Salt Lake City Mayor Jackie Biskupski isn’t ruling out filing a lawsuit over the new international trading hub on more than 10,000 acres in the city’s northwest corner, but in the meantime she’s looking to the city’s planning commission to write the rules she hopes will govern the area’s development.

And in doing so, she plans to keep environmental concerns front and center.

The city this week will begin a series of meetings with the public where residents can tell officials what kind of regulations they’d like to impose on the businesses looking to operate within the new port’s boundaries in coming years.

The zoning work will represent the city’s pitch for regulating what will become a massive international trade zone created by the Legislature. It has been one of the most controversial and divisive policy issues in the state this year.

Biskupski, who has spent four months fighting lawmakers over the port’s creation, wants the regulations to reflect what she says are the city’s values of environmental protection.

“We are going to try to tighten the zoning through this overlay so that the environment is strongly protected,” said Matthew Rojas, the mayor’s spokesman.

The final regulations need signoff from the City Council. They could ultimately be tested if the city denies a project put forward by a business and that business appeals to the port authority’s board of directors, which has the final say over land use in the boundaries.

For example, Rojas said, the city could require all equipment used to move packages onto or off of trains, trucks and planes to be electric or emissions free so that they don’t contribute to the county’s already poor air quality.

“These are exactly the kind of things that an inland port authority could override unilaterally,” he said.

One of Biskupski’s primary concerns over the bills that set up the port are that they give ultimate land use authority to the port’s unelected board of directors.
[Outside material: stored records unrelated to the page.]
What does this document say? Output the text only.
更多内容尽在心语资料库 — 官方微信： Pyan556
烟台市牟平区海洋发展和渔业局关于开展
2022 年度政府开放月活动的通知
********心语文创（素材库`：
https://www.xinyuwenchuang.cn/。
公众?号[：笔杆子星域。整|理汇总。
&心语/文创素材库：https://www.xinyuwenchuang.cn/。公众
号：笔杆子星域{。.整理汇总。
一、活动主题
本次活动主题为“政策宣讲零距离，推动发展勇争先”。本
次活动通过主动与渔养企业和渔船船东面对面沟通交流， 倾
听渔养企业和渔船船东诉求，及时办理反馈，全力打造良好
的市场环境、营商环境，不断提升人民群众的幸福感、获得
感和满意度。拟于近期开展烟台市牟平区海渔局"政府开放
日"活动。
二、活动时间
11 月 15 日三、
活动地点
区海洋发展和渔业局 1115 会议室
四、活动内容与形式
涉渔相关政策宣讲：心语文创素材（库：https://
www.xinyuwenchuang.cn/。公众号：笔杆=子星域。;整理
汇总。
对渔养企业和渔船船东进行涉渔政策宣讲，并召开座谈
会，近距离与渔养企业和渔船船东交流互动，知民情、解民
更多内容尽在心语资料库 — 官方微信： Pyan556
If the city and a developer can’t come to an agreement over a project, the board can overrule the city under the new law.

The city has until the end of the year to put zoning regulations in place under a compromise that passed during a special legislative session last month. That means the planning division must quickly hold hearings and write regulations based on feedback before it moves to the City Council, which has its own public hearing requirements.

The first open house will be at the Glendale Community Council meeting at 7 p.m. Wednesday at the Glendale Library. An open house will be held at the Day Riverside Library on Aug. 20.

“Unfortunately it’s on a very tight timeline,” said Deeda Seed, a former City Council member who has led the opposition to the port. “People need to engage now. Because as a city, if we don’t have a conversation before the end of the year, the Legislature will impose criteria on us.”

Legislators in March quickly passed a bill that created what will become one of the world’s largest landlocked shipping ports once it’s developed, over concerns from Biskupski and the City Council.

Council members later joined legislators and brokered a compromise without Biskupski’s involvement. The law prevents cities with land inside the boundaries — including Salt Lake City, West Valley City and Magna — from blocking the storage of natural resources like oil, gas and coal.

City Councilman Derek Kitchen said the council typically listens to the planning commission’s recommendations, and he agreed the city should listen to residents and put in place guidelines for the port’s development.

“How do we make sure, if we’re going to be storing coal for instance, how do we make sure coal dust isn’t blowing up into the airshed?” he said, adding it might not make economic sense for companies to store coal on the port’s boundaries. “We want to be mindful that it could happen.”